Here's the biggest number you need to know: Deere projects its 2018 construction and forestry sales to grow a staggering 69% thanks to its Wirtgen acquisition. That should be reason enough for you to load up on Deere if you're looking to put some money into construction-equipment stocks.
Don't overlook the potential in this construction-equipment stock
Terex is the only heavy-machinery manufacturer in the U.S. aside from Caterpillar and Deere to have made it to the list of the 10 largest construction-equipment companies in the world by sales. But that isn't why I'm recommending the stock to investors seeking exposure to the industry -- it is Terex's diverse portfolio, recent restructuring efforts, and strong earnings growth that have caught my attention.

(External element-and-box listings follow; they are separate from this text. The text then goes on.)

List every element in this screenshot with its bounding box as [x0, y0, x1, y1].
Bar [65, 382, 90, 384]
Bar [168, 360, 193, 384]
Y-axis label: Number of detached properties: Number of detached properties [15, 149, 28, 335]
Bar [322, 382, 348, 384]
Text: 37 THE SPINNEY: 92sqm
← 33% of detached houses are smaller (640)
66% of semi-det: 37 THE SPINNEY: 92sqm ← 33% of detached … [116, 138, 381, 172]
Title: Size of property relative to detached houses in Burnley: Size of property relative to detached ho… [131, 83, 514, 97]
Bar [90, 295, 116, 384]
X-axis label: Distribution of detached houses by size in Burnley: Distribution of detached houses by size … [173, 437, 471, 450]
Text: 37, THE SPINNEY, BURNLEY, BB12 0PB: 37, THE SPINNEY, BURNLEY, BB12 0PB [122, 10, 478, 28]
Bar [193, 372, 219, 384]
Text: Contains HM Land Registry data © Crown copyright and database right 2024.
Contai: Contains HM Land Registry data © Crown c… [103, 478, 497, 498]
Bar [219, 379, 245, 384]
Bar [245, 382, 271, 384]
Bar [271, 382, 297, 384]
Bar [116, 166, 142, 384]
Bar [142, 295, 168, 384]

Terex is among the leading manufacturers of aerial works platforms, cranes, and materials processing solutions in the United States. Last quarter was the third such quarter when Terex upgraded its fiscal 2017 adjusted earnings-per-share guidance, encouraged by strong sales from all its segments. Terex now expects to earn adjusted EPS of $1.20-$1.30, versus $0.88 in 2016. Rival Manitowoc, comparatively, could end the year with losses as it struggles to find a footing as a standalone cranes company.
Terex also appears to have a stronger hold in China than Manitowoc, going by the $250 million supply deal for 5,000 aerial machines that it bagged during Trump's recent visit to the nation. Terex has been consolidating its operations in China and Germany and cleaning up its balance sheet to improve its financial standing, so much so that it's targeting returns on invested capital of 20% or more by 2020, compared with just about 6% in 2016. In short, Terex appears to be on solid footing to take advantage of a recovery in construction markets.
With a recent research report from Reportlinker projecting the global heavy construction-machinery market to grow at an annual compounded average rate of 7% between 2016 and 2021, these three stocks look poised to gain the most in the long run.